Secretary for Education Eddie Ng Hak-kim may not be the perfect person to advocate for the controversial One Belt, One Road scholarship programme due to his low ratings, says lawmaker Lam Tai-fai, the chairman of the Panel on Education of the Legislative Council.
Lam said a meeting to discuss the HK$1 billion scholarship programme on Monday mainly elicited negative reactions from the lawmakers who spoke. Under the new scheme, Hong Kong students may receive grants to study in universities located in countries in the Belt and Road Initiative, or vice versa.

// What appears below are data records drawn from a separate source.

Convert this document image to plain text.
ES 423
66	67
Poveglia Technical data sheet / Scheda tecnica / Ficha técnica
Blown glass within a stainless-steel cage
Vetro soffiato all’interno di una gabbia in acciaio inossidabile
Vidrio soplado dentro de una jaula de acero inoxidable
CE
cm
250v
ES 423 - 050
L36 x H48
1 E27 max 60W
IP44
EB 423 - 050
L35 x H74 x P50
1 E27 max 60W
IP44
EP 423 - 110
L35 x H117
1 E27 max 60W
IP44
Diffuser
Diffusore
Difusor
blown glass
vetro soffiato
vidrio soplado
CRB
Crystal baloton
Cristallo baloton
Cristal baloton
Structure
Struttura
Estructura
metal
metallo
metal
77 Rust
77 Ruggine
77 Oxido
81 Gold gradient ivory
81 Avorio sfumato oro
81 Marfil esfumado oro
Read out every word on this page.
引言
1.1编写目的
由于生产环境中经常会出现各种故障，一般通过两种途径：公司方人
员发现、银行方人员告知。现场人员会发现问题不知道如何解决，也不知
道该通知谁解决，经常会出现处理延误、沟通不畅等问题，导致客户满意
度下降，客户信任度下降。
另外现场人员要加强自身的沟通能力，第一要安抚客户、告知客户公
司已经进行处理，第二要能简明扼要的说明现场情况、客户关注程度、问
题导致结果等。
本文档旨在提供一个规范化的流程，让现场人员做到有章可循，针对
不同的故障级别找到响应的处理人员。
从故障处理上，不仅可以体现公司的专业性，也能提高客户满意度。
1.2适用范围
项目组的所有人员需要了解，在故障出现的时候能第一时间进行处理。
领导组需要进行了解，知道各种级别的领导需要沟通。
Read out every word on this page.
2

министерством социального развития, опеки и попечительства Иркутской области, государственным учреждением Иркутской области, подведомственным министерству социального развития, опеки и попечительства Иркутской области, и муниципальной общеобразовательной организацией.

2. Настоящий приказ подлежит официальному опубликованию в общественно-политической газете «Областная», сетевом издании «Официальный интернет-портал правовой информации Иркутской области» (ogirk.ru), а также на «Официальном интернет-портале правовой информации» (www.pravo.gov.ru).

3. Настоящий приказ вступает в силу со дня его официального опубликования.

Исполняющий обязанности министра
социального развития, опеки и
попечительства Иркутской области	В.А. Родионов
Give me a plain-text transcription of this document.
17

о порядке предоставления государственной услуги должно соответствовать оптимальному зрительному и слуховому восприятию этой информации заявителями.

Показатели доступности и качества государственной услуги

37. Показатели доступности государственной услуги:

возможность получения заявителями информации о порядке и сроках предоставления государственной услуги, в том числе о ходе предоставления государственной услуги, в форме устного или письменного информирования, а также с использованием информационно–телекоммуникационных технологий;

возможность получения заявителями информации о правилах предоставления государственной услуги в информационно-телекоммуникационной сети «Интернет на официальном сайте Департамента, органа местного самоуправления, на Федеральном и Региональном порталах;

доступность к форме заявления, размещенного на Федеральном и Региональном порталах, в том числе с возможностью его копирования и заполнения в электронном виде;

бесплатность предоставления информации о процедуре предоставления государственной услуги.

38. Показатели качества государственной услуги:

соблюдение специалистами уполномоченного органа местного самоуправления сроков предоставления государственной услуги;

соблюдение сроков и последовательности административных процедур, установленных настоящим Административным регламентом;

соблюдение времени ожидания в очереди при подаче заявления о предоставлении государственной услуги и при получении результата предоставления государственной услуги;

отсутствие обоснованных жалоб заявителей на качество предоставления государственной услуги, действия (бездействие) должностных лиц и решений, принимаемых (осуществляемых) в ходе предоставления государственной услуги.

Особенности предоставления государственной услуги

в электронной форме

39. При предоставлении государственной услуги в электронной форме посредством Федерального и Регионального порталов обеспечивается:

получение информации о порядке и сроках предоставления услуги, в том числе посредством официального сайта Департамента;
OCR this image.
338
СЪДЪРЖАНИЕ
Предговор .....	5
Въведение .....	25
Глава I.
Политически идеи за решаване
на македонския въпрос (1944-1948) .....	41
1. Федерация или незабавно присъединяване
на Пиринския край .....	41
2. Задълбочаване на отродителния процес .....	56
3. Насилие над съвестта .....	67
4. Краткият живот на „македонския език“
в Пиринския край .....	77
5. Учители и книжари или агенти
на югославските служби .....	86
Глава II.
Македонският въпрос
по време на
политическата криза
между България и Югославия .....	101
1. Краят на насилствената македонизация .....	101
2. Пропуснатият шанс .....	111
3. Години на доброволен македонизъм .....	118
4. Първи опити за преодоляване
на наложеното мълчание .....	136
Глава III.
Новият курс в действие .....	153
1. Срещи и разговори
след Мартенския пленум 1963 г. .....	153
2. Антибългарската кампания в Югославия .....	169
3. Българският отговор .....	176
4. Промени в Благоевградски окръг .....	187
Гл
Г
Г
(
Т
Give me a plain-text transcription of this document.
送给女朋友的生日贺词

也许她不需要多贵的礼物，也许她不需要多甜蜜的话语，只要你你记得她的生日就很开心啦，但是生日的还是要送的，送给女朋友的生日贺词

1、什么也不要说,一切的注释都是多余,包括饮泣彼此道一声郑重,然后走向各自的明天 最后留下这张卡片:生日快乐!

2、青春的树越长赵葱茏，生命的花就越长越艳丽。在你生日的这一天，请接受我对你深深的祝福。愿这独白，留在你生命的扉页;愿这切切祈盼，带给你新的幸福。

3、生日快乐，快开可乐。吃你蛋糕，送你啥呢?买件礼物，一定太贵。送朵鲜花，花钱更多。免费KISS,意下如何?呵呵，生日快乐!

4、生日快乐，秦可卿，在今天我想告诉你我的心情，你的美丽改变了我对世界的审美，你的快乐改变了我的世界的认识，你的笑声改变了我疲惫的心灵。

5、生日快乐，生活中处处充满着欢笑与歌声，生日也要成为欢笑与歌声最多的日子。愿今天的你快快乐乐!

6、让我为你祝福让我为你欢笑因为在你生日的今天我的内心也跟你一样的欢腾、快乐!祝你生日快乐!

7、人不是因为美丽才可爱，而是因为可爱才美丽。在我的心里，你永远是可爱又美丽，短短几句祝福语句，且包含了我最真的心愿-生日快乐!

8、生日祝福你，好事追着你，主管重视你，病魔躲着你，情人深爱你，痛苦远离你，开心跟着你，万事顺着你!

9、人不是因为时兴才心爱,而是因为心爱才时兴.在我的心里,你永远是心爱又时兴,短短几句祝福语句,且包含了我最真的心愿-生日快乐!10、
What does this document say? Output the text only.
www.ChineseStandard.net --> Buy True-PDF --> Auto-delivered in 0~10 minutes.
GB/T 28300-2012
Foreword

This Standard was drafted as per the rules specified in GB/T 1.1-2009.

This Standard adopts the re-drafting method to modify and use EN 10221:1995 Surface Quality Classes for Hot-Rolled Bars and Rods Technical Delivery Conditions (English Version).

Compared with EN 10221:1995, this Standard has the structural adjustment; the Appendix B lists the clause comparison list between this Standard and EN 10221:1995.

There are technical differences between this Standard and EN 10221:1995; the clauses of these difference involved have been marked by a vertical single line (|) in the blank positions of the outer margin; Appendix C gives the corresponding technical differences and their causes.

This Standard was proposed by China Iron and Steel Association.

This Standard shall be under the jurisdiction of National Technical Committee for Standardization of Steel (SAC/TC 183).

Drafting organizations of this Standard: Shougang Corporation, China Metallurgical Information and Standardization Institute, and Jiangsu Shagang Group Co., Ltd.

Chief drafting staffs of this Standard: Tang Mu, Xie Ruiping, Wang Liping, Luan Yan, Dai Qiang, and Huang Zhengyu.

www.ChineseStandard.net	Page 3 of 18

“I have told the Secretary for Education, maybe you should modify the policy before pushing it forward,” he said on a Commercial Radio programme on Tuesday. “If it was forcefully pushed forward, a good thing may turn into a bad thing.”
The meeting attendees failed to debate the scheme as there was not enough time, and the LegCo session will end in mid-July, leaving a very short period of time for it to be passed. Education sector lawmaker Ip Kin-yuen had said there was no urgency to grant approval.
“To be frank, it takes a good salesperson even for a good policy… but this was pushed forward by Secretary Eddie Ng Hak-kim, the one with the lowest ratings,” Lam said. “He does not have any power to convince, I feel [the government] may have asked the wrong person to do this.”
Lam added that Hong Kong students may not have any substantial knowledge of the Belt and Road countries – namely Middle Eastern and Eastern European countries – and that they should not be asked to consider whether to study there with the scholarship programme.
The government could bypass the Panel on Education and send the proposal directly to the Finance Committee to approve its budget.
But Ip said on the radio programme that it would cause even more opposition by doing so, and lawmakers could speak multiple times at the committee, much more than at the one hour long panel meeting.
“The officials will have no chance to speak, we [pan-democrats] will spend all the time speaking in opposition,” Ip said.
Speaking with media ahead of the Executive Council meeting on Tuesday, acting Chief Executive Carrie Lam Cheng Yuet-ngor said the government would follow two principles in attempting to get projects approved, that is, that livelihood projects and less controversial ones would come first.
It was rumoured that the government may place the scholarship scheme ahead of the proposal to increase wages for civil servants, so that lawmakers would have to pass the scheme in order not to anger civil servants.
Lam said the wage raise proposal still needed to be approved by the Executive Council before being scheduled at the Finance Committee, and the government would not reschedule particular projects.